Supplementary Material

Supplementary

Financial Disclosures

Dr. Koga receives research support by a Jaye F. and Betty F. Dyer Foundation Fellowship in progressive supranuclear palsy research and CurePSP.

Dr. Dickson receives support from the NIH (U54 NS100693, UG3-NS104095, R01 AG062348), and Tau Consortium.
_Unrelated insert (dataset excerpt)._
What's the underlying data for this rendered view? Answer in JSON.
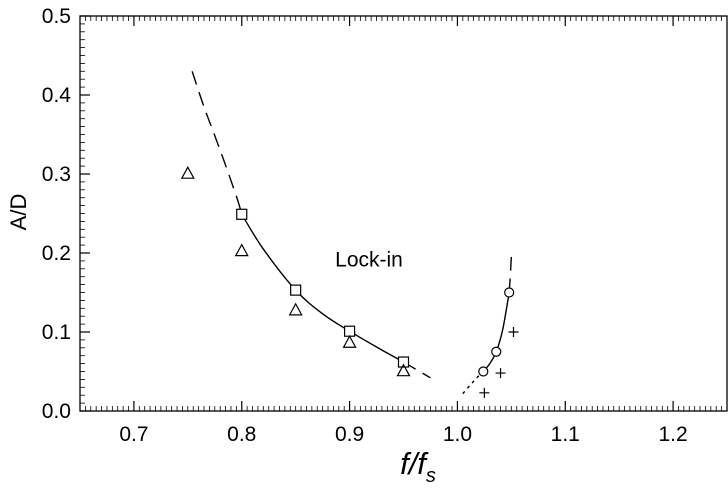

Dr. Wszolek is partially supported by the NIH/NIA and NIH/NINDS (1U19AG063911, FAIN: U19AG063911), Mayo Clinic Center for Regenerative Medicine, Mayo Clinic in Florida Focused Research Team Program, the gifts from The Sol Goldman Charitable Trust, and the Donald G. and Jodi P. Heeringa Family, the Haworth Family Professorship in Neurodegenerative Diseases fund, and The Albertson Parkinson's Research Foundation. He serves as PI or Co-PI on Biogen, Inc. (228PD201), Biohaven Pharmaceuticals, Inc. (BHV4157-206 and BHV3241-301), Neuraly, Inc. (NLY01-PD-1), and Vigil Neuroscience, Inc. (VGL101-01.001) grants. He serves as Co-PI of the Mayo Clinic APDA Center for Advanced Research and as an external advisory board member for the Vigil Neuroscience, Inc. He served as Mayo Clinic Florida site P.I. for the protocols: AbbVie, Inc. M15-562 (“A Study to Assess Efficacy, Safety, Tolerability, and Pharmacokinetics of ABBV-8E12 in Subjects With Progressive Supranuclear Palsy (PSP)”), AbbVie, Inc. M15-563 (“An Extension Study of ABBV-8E12 in Progressive Supranuclear Palsy (PSP)”), and C2N Diagnostics C2N-8E12-WW-104 (“Safety, Tolerability, and Pharmacokinetics of C2N-8E12 in Subjects With Progressive Supranuclear Palsy”).